At DMCNY's Silver Apples, Wientzen Calls for Better Policing
He outlined a few principles that marketers need to follow: trust, listen to and respect the consumer; the long-term view is generally the better one; and what he called the "60 Minutes" test.
"Is what you're doing something you would be happy to explain to Dan Rather or to one of the '60 Minutes' reporters?" asked Wientzen, who retired as CEO in August but still consults for the organization. "Would you be happy to explain your last promotion or your last business deal?"
More than 250 people attended the luncheon. Along with Wientzen, other DMers honored this year for 25 years of service to the New York direct marketing community:
· Kathy Duggan-Josephs, president of D-J Associates.
· Jonah Gitlitz, former president/CEO of the DMA.
· Linda Huntoon, executive vice president at Direct Media Inc.
· Penny Vane, founder of Vane & Friends.
· Alan Zamchick, list director at Hachette Filipacchi.
· Corporate recipient The Horah Group.
In his acceptance speech, Wientzen also discussed his tenure leading the DMA.
"If anything, I would've pushed even harder in the ethics area," he said. "I'm sorry to say that I suspect I would have made the DMA more of a cop. I think oftentimes of the quote that essentially says, sometimes the unethical are passionate while the principled remain silent. We have an industry where the few, and I think it's very few, continue to hurt the many."
Wientzen then offered a twist on the 80/20 rule, stating that at least 80 percent of those in the industry are honest vs. the 20 percent or less who routinely depend on deception, taking advantage of the less intelligent, the elderly, the greedy and the disadvantaged.
"They're clever to avoid the legal requirements of the new technology laws," he said. "This minority continue[s] to punish the vast majority in our industry who understand that it is more profitable in the long run to respect and to protect the consumer."
After asking, "What can we do?" he quoted the famous line from the movie "Network" -- "I'm mad as hell, and I'm not going to take it anymore."

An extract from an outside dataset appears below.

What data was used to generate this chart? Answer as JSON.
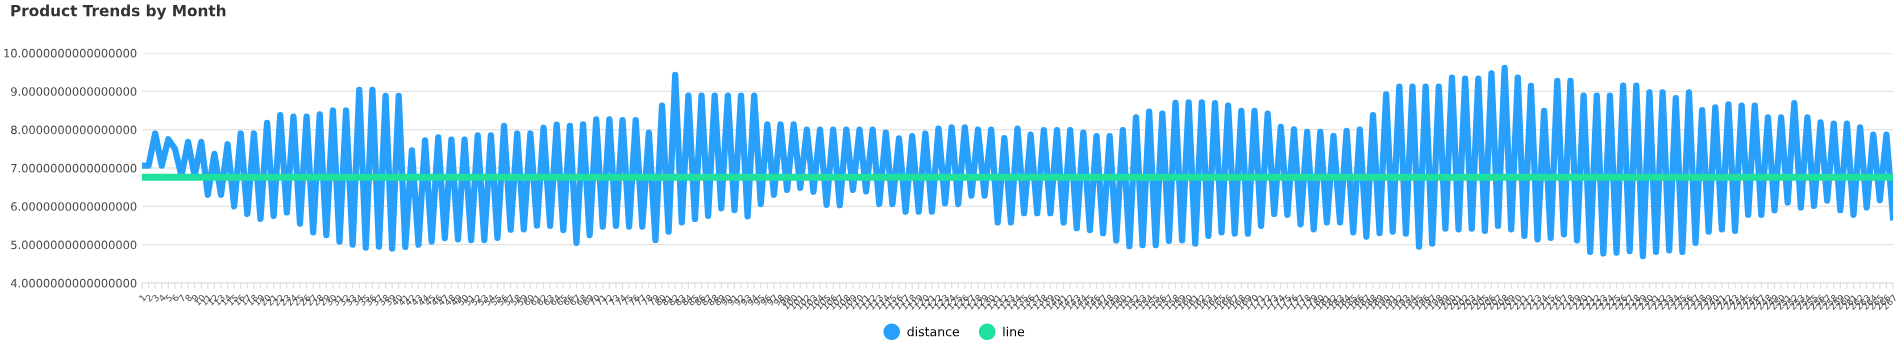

Wientzen also urged attendees to take a stand and "challenge that very small minority. Tell their suppliers what they're doing. Tell the DMA. Even tell the appropriate authorities if you [are] motivated."
Duggan-Josephs, who began her DM career at Doubleday Book Clubs and founded D-J Associates in 1981, talked about the early '80s when "it cost less than $1,000 to set up a list business." She challenged those in the audience to "mentor just one person" because "it will make us all stronger and more successful."
Huntoon acknowledged in the middle of her speech that "I'm missing a page, and it's not a good page to be missing." Then she immediately transitioned to an emotional acknowledgment of "my partner, my alter ego and friend -- Chatty Teirstein. Chatty's worked with me for 20 years. She helped me raise my kids. When I was on the road she signed their papers. She is dedicated. She is organized. She is capable. Without her, I would have no career and I would be lost."
Teirstein is a senior account executive at Direct Media.
Richard Goldsmith, chairman of The Horah Group, joked that he clinched the corporate award by providing the beer at the organization's golf outing this year.
Vane, daughter of previous Silver Apple Award winner Peter Vane, mentioned passion and said "if you don't love what you're doing ... get out. But if you do, this club and this industry needs you."